Сыгранная несколько ранее, в 1944 году, пьеса “За закрытыми дверями” – тоже пьеса-эксперимент и тоже рассказывает о пытках. Но не физических, а моральных. Персонажей трое, две женщины, один мужчина, все осуждены за убийство, прямое или косвенное, вольное или невольное (опять-таки убийство), все осуждены попасть в ад и находиться вместе. Ад изображен в виде гостиничного номера с бронзовыми подсвечниками на камине и тремя разноцветными диванчиками, – так называемый стиль Второй империи, времени недолгого преуспеяния французского государства. Нет никаких печей, раскаленных сковородок и подобной средневековой утвари, призванной устрашить. Есть лишь принудительное существование втроем, без возможности уединиться. На редкость остроумная пьеса. На редкость остроумна знаменитая финальная реплика: “Ад – это другие”. “Другие” – так первоначально называлась пьеса.

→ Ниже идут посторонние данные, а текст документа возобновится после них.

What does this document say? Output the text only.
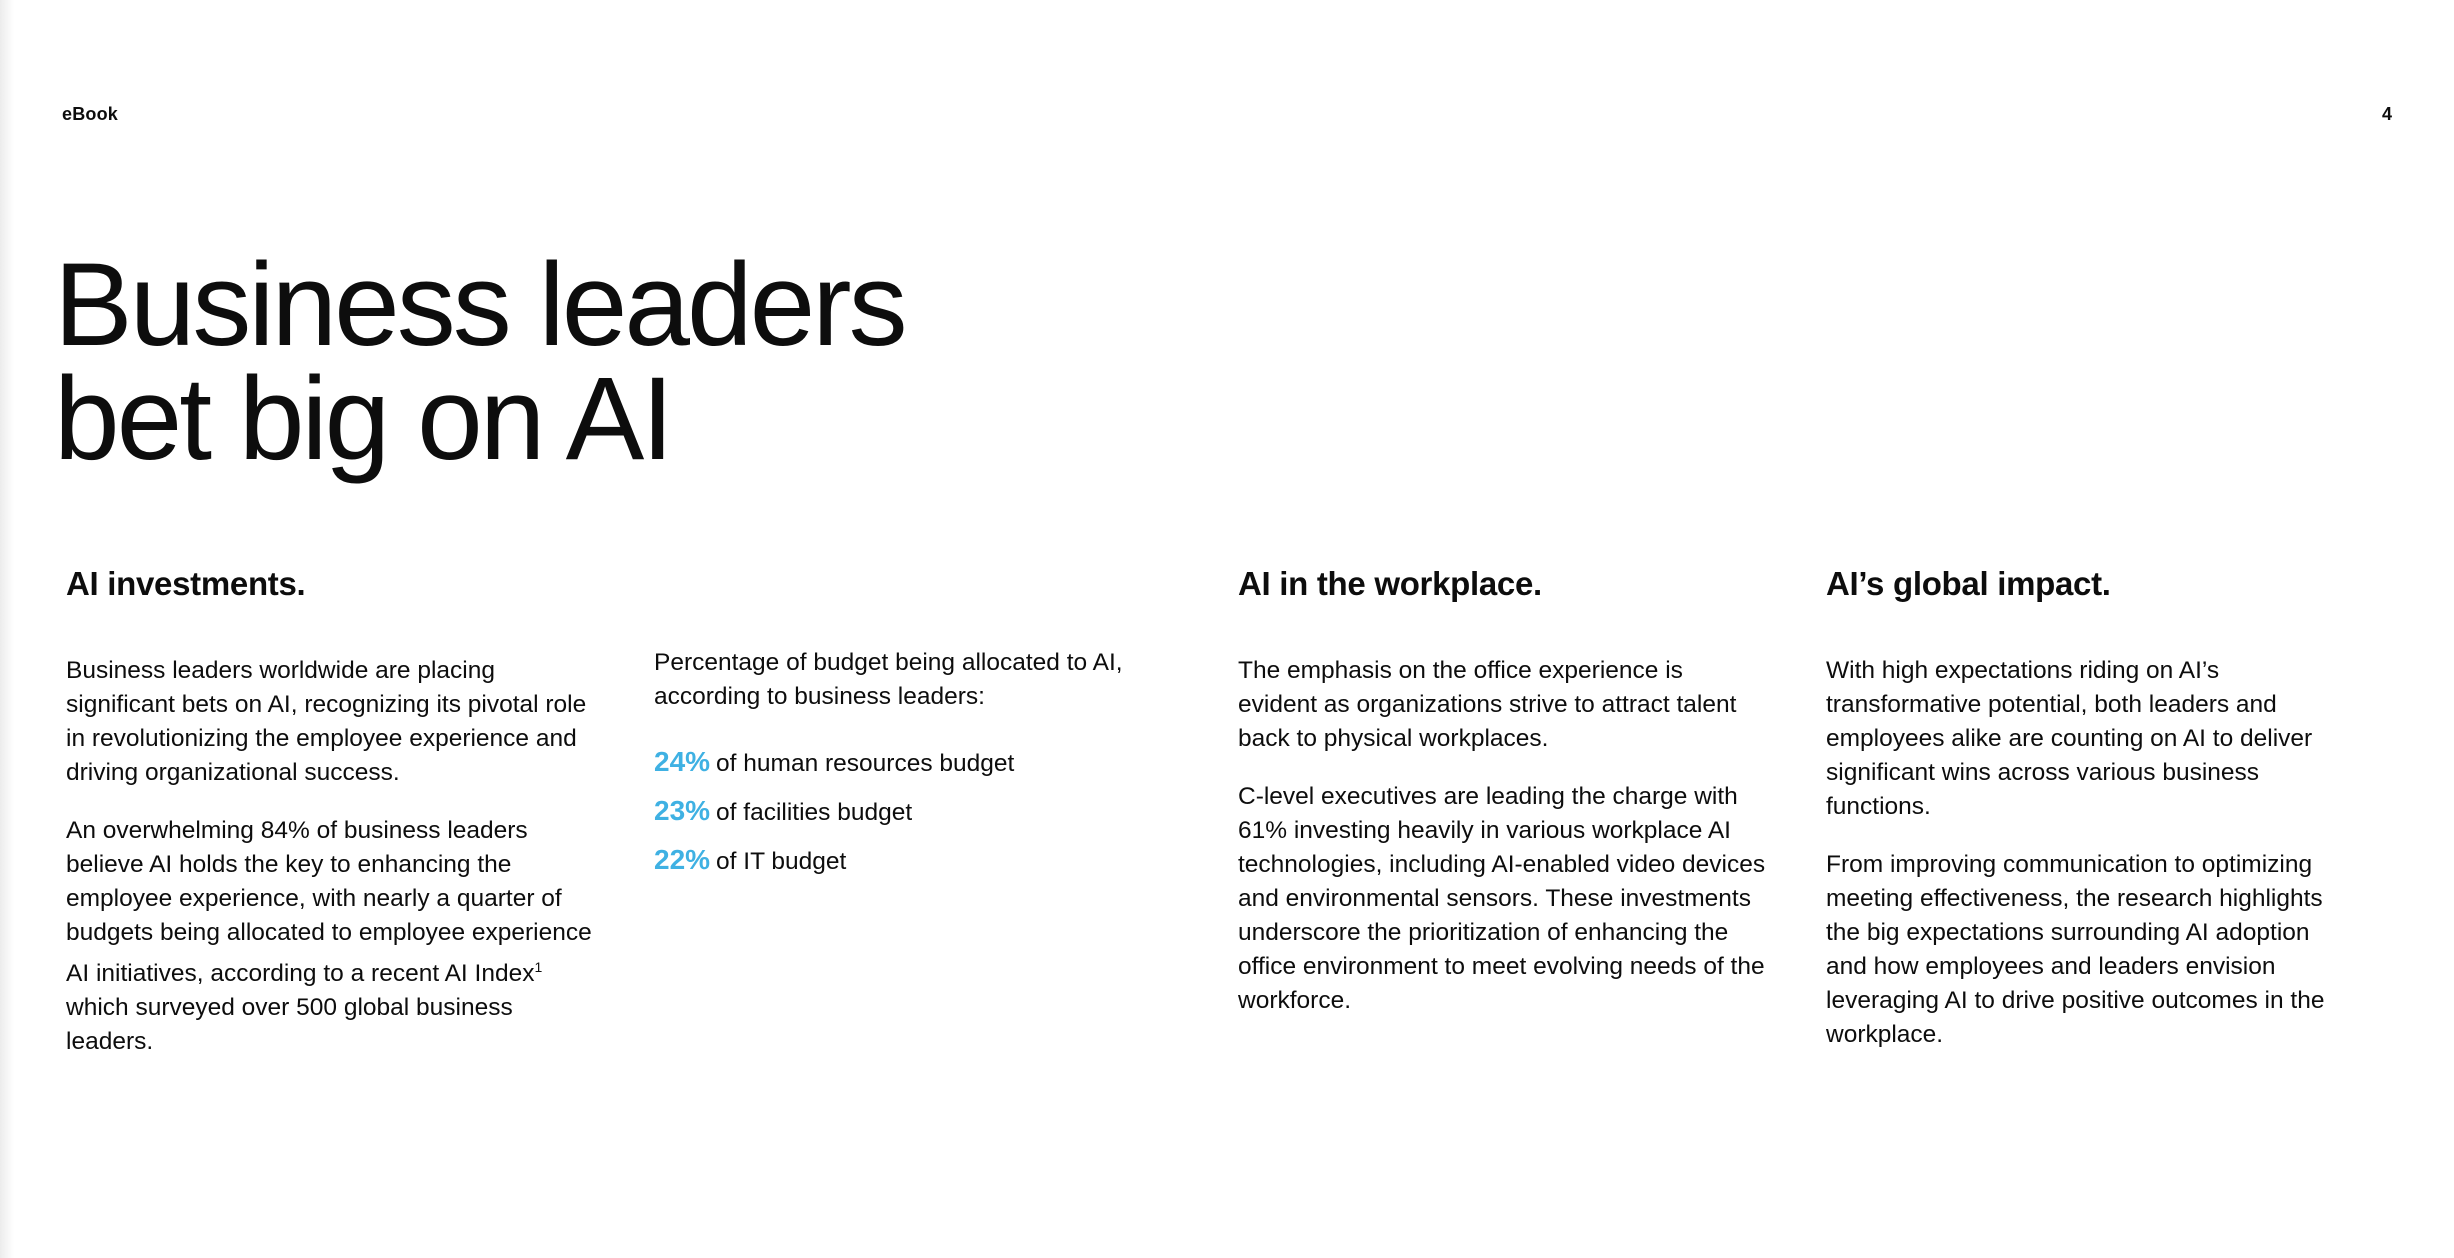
eBook	4
Business leaders
bet big on AI
AI investments.

Business leaders worldwide are placing significant bets on AI, recognizing its pivotal role in revolutionizing the employee experience and driving organizational success.

An overwhelming 84% of business leaders believe AI holds the key to enhancing the employee experience, with nearly a quarter of budgets being allocated to employee experience AI initiatives, according to a recent AI Index$^1$ which surveyed over 500 global business leaders.

Percentage of budget being allocated to AI, according to business leaders:

24% of human resources budget
23% of facilities budget
22% of IT budget
AI in the workplace.

The emphasis on the office experience is evident as organizations strive to attract talent back to physical workplaces.

C-level executives are leading the charge with 61% investing heavily in various workplace AI technologies, including AI-enabled video devices and environmental sensors. These investments underscore the prioritization of enhancing the office environment to meet evolving needs of the workforce.

AI’s global impact.

With high expectations riding on AI’s transformative potential, both leaders and employees alike are counting on AI to deliver significant wins across various business functions.

From improving communication to optimizing meeting effectiveness, the research highlights the big expectations surrounding AI adoption and how employees and leaders envision leveraging AI to drive positive outcomes in the workplace.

Конечно, опыт плена сказался и тут. И конечно, ничто не напоминает трагедию “Мухи”. Там бог, царь, царица, сын царя, мститель-матереубийца, все избранное общество бессмертного античного мифа. А тут журналист, трусоватый газетчик-пацифист, похотливая наглая лесбиянка и слабая женщина, лишенная каких-либо ярких черт – три маски обыденной жизни: полуинтеллигент, потаскуха и дурочка-мещанка. Три варианта человеческой судьбы, очень различной у всех, одинаковой в своем преступном финале. И три варианта убийства, обыденного, прозаического, лишенного смысла. Сартр-драматург, Сартр-писатель искусен как никогда – и в нарисованных характеристиках, и в возникающих ситуациях, и в ведущихся диалогах. При том, что интеллектуальная стилистика не скрывается и здесь, интеллектуальная лексика всех объединяет. Но, повторяю, актерам есть что играть, есть как развернуться. Пьеса кончается афоризмом и сама выглядит как развернутый афоризм, подобно лучшим пьесам классиков – Мюссе и Мольера. А ее обыденная метафорика – ад как гостиничный номер, совсем не похожая на физиологическую или просто зоологическую метафорику “Мух”, кажется и более выразительной и более острой. И более современной в прямом смысле. У мух Аргоса впереди ничего нет, а у гостиничного номера с бронзовыми подсвечниками – будущее послевоенного европейского театра, стулья Ионеско в первую очередь приходят на ум, хотя тот же классик абсурда использовал однажды звериную метафору в своей пьесе “Носорог“, поставленной Барро и с Барро в главной роли.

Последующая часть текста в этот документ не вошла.